Das Autoren­paar Anika und Roland Hempel widmet diesem Thema das E‑Book Lie­be­vol­le Part­ner­schaft – Gewalt­freie Kom­mu­ni­ka­ti­on für Paare[3].

Bild: Gerd Alt­mann via Pixabay

Es lohnt sich

Pro­ble­me in Bezie­hun­gen in Ruhe anzu­spre­chen, ist die Königs­dis­zi­plin. Den­noch benö­ti­gen wir lange, bis wir es ange­hen. Oft wollen wir unser Gegen­über nicht ver­let­zen oder schä­men uns, ob des Themas oder unse­rer Bedürfnisse.

Auch Worst-Case-Sze­na­ri­en, die wir im Kopf haben, ermun­tern uns nicht unbe­dingt, solche Gesprä­che zu führen. Was, wenn die Bezie­hung danach belas­tet ist und die ver­trau­te Leich­tig­keit fehlt? Dazu ist der öko­lo­gi­sche Check vorher ange­bracht. Denn mit­un­ter enden Bezie­hun­gen nach offe­nen Worten – früher oder später.

Wir soll­ten opti­mis­tisch an die Bezie­hungs­ar­beit gehen.

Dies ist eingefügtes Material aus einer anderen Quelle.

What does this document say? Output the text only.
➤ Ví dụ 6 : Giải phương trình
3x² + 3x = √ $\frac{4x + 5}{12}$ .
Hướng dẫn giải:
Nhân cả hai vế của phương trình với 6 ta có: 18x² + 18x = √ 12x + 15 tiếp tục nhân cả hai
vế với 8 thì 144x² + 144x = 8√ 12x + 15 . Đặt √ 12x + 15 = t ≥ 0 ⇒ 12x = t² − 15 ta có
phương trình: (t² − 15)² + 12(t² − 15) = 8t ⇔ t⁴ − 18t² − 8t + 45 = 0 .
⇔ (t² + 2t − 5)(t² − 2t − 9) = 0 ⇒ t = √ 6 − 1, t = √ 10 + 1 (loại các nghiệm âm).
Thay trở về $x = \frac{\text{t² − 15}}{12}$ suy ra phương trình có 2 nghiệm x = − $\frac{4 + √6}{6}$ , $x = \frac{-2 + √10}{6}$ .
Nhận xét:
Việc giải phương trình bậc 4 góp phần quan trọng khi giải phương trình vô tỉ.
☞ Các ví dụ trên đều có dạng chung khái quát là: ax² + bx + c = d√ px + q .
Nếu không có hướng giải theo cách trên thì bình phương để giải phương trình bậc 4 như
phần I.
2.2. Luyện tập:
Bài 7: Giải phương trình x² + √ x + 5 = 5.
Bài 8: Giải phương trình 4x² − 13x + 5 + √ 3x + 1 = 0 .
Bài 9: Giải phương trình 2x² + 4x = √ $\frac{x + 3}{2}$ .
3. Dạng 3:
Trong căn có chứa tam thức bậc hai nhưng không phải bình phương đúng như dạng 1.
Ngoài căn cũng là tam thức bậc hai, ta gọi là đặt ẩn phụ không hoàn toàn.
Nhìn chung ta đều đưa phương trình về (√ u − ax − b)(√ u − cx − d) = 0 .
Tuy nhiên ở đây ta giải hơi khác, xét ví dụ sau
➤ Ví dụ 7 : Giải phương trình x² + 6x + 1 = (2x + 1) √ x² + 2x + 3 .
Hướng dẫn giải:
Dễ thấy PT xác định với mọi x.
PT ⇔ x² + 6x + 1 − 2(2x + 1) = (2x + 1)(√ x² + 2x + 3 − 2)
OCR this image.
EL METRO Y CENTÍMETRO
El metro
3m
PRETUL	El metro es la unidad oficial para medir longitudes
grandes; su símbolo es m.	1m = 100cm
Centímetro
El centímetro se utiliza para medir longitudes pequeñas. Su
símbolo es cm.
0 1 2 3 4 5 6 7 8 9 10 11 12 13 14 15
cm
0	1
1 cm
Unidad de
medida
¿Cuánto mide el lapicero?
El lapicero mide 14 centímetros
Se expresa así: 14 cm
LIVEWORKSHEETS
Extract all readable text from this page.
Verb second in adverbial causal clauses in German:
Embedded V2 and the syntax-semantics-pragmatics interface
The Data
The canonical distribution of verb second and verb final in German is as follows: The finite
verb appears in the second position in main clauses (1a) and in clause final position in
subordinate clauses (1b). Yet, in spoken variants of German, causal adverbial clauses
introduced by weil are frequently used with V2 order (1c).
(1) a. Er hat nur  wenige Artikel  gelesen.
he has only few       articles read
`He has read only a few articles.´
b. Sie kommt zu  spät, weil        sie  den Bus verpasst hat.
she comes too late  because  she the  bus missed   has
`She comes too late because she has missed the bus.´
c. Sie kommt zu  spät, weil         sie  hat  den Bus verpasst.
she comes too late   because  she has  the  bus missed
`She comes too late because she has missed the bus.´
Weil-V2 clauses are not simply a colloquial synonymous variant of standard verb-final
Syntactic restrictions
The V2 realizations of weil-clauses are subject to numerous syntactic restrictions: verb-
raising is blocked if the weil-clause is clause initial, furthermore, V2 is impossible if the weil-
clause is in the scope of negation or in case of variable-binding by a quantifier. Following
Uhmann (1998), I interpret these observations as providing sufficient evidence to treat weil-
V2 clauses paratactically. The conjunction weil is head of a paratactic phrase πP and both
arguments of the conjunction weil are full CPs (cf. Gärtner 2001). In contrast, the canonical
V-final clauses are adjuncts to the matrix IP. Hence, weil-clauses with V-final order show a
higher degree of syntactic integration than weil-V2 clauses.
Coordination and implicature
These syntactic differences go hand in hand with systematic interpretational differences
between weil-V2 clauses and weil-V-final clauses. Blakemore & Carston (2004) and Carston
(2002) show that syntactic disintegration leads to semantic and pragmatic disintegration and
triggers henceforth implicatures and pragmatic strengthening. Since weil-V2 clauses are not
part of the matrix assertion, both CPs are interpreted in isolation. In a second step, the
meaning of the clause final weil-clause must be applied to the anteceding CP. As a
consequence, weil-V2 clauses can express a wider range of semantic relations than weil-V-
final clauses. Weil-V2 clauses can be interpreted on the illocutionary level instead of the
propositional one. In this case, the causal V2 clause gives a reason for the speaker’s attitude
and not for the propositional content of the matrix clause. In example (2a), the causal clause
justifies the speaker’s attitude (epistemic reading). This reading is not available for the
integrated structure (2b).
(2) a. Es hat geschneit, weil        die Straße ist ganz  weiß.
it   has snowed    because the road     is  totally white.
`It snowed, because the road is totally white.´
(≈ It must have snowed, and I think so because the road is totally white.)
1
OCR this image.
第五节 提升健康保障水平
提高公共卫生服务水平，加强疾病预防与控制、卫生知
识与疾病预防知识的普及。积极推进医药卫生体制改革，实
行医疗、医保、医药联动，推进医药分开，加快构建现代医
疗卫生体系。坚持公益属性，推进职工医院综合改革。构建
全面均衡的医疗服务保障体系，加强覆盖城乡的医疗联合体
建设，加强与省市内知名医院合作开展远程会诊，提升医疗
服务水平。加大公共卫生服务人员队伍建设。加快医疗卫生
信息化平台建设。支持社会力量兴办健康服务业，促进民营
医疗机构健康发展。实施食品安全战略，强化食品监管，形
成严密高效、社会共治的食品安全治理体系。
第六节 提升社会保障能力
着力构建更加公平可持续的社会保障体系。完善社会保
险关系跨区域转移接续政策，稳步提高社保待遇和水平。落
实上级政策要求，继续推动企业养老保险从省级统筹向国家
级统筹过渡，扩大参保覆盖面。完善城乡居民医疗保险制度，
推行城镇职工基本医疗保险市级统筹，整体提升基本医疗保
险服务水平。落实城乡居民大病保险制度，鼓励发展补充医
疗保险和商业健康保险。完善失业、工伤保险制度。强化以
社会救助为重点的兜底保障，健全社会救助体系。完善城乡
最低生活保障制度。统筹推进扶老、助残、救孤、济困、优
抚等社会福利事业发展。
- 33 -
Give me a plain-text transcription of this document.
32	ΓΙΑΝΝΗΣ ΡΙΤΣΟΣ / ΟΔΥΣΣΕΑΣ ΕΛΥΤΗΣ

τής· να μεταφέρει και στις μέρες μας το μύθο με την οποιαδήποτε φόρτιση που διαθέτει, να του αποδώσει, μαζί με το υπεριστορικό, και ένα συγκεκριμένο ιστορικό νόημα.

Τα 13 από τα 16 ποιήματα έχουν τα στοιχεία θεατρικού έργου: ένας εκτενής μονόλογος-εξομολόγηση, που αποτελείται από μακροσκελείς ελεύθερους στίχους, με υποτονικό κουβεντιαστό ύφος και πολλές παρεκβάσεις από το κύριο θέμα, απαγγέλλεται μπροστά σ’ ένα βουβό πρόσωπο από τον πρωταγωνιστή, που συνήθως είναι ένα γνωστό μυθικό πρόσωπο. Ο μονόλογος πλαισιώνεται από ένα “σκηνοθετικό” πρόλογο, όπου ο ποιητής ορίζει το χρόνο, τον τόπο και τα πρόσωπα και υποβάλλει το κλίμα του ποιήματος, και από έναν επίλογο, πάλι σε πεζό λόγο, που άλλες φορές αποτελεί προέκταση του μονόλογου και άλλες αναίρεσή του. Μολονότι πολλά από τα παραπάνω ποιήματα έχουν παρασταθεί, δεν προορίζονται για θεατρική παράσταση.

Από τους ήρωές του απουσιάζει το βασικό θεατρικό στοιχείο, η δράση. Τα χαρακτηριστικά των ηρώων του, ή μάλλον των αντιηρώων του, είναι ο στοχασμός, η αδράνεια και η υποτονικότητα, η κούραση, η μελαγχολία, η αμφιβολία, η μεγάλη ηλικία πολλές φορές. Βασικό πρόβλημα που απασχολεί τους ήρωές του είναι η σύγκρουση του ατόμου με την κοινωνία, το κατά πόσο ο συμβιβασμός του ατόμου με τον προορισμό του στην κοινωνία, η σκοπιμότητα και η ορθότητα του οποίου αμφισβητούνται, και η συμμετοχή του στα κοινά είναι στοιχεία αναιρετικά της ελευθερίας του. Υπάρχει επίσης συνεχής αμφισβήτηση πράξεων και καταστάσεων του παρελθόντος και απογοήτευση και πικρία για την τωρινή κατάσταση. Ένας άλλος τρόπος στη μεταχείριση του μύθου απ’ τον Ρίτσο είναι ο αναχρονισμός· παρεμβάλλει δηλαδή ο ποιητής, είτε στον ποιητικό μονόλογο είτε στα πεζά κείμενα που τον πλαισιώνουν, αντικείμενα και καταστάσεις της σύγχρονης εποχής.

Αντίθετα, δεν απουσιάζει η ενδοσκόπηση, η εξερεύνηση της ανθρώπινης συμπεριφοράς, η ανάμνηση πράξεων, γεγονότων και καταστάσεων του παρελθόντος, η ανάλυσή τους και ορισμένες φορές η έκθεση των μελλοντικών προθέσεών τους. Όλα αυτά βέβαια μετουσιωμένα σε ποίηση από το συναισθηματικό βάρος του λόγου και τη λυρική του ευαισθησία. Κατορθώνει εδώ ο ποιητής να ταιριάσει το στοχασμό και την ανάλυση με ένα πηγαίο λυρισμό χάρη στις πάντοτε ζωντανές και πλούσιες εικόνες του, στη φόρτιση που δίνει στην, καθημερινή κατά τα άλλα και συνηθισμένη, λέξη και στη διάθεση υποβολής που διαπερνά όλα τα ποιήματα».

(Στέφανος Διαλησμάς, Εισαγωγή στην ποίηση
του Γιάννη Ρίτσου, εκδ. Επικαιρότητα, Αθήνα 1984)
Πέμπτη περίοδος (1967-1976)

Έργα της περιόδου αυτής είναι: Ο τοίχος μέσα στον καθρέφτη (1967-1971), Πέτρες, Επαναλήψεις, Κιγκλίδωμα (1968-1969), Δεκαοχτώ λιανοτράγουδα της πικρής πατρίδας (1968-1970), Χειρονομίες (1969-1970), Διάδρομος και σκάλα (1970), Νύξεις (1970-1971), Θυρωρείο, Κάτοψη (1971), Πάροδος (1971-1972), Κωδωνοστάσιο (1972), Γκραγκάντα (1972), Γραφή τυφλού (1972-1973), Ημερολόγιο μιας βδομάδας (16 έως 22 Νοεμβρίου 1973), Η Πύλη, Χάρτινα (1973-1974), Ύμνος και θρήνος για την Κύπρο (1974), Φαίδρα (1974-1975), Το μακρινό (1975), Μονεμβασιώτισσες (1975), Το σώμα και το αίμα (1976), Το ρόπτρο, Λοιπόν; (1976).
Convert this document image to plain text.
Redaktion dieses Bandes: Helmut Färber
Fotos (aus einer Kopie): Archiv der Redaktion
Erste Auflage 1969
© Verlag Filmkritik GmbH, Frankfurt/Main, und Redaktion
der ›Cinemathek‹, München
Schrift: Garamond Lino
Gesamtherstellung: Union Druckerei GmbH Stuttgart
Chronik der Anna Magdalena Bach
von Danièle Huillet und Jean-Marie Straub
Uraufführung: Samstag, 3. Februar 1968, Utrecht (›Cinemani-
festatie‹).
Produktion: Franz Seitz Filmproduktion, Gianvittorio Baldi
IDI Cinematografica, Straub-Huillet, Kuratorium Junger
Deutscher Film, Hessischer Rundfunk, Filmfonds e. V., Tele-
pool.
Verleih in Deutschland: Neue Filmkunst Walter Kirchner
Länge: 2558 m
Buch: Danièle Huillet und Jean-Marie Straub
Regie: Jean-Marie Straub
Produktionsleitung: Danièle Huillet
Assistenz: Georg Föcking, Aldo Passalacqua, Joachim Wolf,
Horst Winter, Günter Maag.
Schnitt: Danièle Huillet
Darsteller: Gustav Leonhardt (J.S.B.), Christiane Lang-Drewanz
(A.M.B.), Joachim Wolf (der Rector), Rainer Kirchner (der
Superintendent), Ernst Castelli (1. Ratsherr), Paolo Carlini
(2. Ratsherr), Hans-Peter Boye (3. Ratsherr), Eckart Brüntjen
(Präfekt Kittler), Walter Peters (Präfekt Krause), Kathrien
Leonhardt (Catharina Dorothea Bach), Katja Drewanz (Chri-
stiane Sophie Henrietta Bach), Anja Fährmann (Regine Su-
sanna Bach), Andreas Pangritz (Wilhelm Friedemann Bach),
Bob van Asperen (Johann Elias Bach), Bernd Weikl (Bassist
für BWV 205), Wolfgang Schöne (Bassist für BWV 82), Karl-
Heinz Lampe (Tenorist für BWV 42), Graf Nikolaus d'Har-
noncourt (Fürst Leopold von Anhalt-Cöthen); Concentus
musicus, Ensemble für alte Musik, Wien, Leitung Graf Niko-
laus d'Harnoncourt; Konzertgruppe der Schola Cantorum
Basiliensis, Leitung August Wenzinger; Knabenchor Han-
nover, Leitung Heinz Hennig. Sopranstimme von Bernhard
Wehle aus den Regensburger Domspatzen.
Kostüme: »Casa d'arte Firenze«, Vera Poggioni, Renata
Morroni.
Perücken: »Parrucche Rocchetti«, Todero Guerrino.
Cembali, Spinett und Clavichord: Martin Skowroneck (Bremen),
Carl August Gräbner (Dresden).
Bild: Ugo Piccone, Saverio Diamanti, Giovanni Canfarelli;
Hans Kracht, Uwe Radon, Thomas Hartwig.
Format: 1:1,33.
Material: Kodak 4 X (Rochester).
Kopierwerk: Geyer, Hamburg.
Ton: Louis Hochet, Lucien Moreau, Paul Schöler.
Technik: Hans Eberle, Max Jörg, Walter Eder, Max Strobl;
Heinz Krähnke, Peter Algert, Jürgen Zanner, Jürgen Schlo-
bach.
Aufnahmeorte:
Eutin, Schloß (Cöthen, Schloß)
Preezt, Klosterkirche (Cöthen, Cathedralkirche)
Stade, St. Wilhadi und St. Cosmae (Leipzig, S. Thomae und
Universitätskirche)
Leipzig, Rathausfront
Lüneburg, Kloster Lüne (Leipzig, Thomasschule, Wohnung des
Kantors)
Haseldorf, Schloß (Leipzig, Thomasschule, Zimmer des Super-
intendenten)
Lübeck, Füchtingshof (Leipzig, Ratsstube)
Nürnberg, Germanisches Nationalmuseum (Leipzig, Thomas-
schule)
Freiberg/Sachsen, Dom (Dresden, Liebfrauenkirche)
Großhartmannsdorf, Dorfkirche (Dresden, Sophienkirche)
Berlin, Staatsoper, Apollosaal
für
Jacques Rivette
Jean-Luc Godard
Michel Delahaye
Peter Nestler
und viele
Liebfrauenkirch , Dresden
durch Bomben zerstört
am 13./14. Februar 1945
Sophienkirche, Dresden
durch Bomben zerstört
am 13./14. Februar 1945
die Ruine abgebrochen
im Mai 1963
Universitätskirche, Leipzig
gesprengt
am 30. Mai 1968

Es ist eine Chance, die Bezie­hung auf eine neue Ebene zu hieven, meint Sozi­al­psy­cho­lo­gin Johan­na Degen. Mehr noch: Sie ist über­zeugt davon, dass das Unbe­wuss­te der betei­lig­ten Per­so­nen ohne­hin schon weiß, dass etwas nicht stimmt.